Some newly released figures suggest that within five years, Israel's going to fall below that threshold as the number of retiring physicians rises.
The ratio's 2.6 per thousand in the United States in case you're wondering. For years we've tried to remedy that by hiring doctors and nurses from overseas. Daniel Estrin reports from Jerusalem, the tables are about to be turned.
Daniel Estrin: This is the ER of the Shaare Zedek Medical Center in Jerusalem. Dr. Zev Wimpfheimer, originally from the U.S., is one of only a handful of doctors on call.
Zev Wimpfheimer: Specifically today, there's a fair bit of pressure in emergency room. Patients occasionally do have to wait more that we'd like for them to see a physician and that has to do with manpower both of doctors and nurses.
Prognosis for staunching that shortage is not good. The current ratio is 3.4 doctors per 1,000 people. That's expected to drop to just 2.5 by the year 2025.
Yonatan Halevy is director general of the Shaare Zedek hospital. He says those numbers are scary:
Yonatan Halevy: Going below 2.8 will turn a country into an underdeveloped country. I mean, it's really underservicing the population. We won't be able to deliver the kind of medicine that we are delivering to the Israeli population today.
In the 1990s, the massive wave of Jewish immigrants from the former Soviet Union doubled the number of physicians here. Now those doctors are retiring, but they're not being replaced fast enough. Israel's four medical schools graduate just 300 doctors a year.
There are plans to expand their medical schools, but what happened to all of those stereotypical Jewish mothers pushing their kids into medical school?
Danny Ayalon: They say here, that whereas a generation ago, Jewish mothers would really beseech their children to go to medical school, now they tell them to have a startup company -- and we have the highest startup companies per capita in the world.
That's Danny Ayalon, the outgoing Israeli ambassador to the US. He now co-directs Nefesh B'Nefesh or Jewish Souls United, an organization that assists new Jewish immigrants.
They've come up with a quick fix: they'll import doctors. They'll pay $25,000 to any Jewish physician under the age of 40 from North America and England -- just to get on the plane to Israel. Once they're here, they'll get monthly stipends that can add up to $60,000.

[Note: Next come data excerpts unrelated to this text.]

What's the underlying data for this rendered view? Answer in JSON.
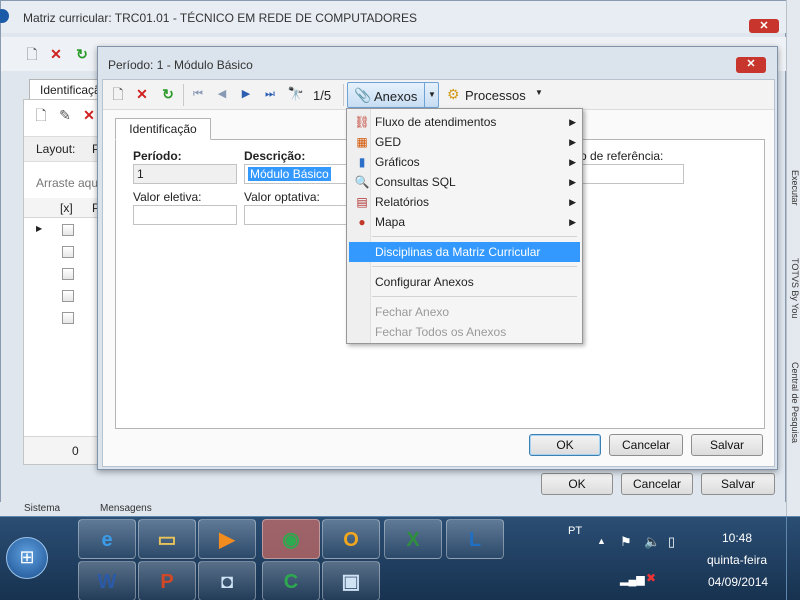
{
  "outer_window": {
    "title": "Matriz curricular: TRC01.01 - TÉCNICO EM REDE DE COMPUTADORES",
    "tab_partial": "Identificaçã",
    "layout_label": "Layout:",
    "layout_partial": "P",
    "drag_hint": "Arraste aqui",
    "grid_col_x": "[x]",
    "grid_col_p": "P",
    "footer_count": "0",
    "ok_label": "OK",
    "cancel_label": "Cancelar",
    "save_label": "Salvar",
    "status_sistema": "Sistema",
    "status_mensagens": "Mensagens"
  },
  "dialog": {
    "title": "Período: 1 - Módulo Básico",
    "record_counter": "1/5",
    "anexos_label": "Anexos",
    "processos_label": "Processos",
    "tab_identificacao": "Identificação",
    "periodo_label": "Período:",
    "periodo_value": "1",
    "descricao_label": "Descrição:",
    "descricao_value": "Módulo Básico",
    "referencia_label": "o de referência:",
    "valor_eletiva_label": "Valor eletiva:",
    "valor_optativa_label": "Valor optativa:",
    "ok_label": "OK",
    "cancel_label": "Cancelar",
    "save_label": "Salvar"
  },
  "anexos_menu": {
    "items": [
      {
        "label": "Fluxo de atendimentos",
        "icon": "flow-icon"
      },
      {
        "label": "GED",
        "icon": "ged-icon"
      },
      {
        "label": "Gráficos",
        "icon": "chart-icon"
      },
      {
        "label": "Consultas SQL",
        "icon": "sql-search-icon"
      },
      {
        "label": "Relatórios",
        "icon": "report-icon"
      },
      {
        "label": "Mapa",
        "icon": "map-pin-icon"
      },
      {
        "label": "Disciplinas da Matriz Curricular"
      },
      {
        "label": "Configurar Anexos"
      },
      {
        "label": "Fechar Anexo"
      },
      {
        "label": "Fechar Todos os Anexos"
      }
    ]
  },
  "right_panel": {
    "executar": "Executar",
    "totvs": "TOTVS By You",
    "central": "Central de Pesquisa"
  },
  "taskbar": {
    "lang": "PT",
    "time": "10:48",
    "day": "quinta-feira",
    "date": "04/09/2014"
  },
  "colors": {
    "accent": "#3399ff",
    "close_red": "#c7352c",
    "taskbar": "#1f3c5e"
  }
}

OK... let's do the math: a doctor starting out in America makes about $130,000 a year. A doctor beginning in Israel makes about $40,000. Add $60,000 to that... nope, it doesn't add up.
So what's enticing doctors like Tamar Ellman to even consider the move?
Tamar Ellman: When I drive to Jerusalem, I think about how fortunate I am to live in this country, to be living my life in such a real way, to experience it, to feel it.
Dr. Ellman is a religious Jewish pediatrician from Philadelphia. She and her family are living in Israel on a trial basis. She says the $60,000 would help pay off some of her medical school loans, but that's not why she's here.
Ellman: If I was purely looking at it financially, I would not choose to practice medicine in Israel. I certainly could make a lot more money in America. The reason for me is that, living in Israel and practicing medicine in Israel and being able to serve my own people, my own community, that is really the drive for me.
Over 100 American and British doctors have expressed interest since the initiative was announced a month ago. A few are even making the move this summer.
But that doesn't mean they have to kiss their old wages goodbye. They're only required to practice medicine in Israel for 9 months, leaving them 3 months to generate income stateside.
From Jerusalem, I'm Daniel Estrin for Marketplace.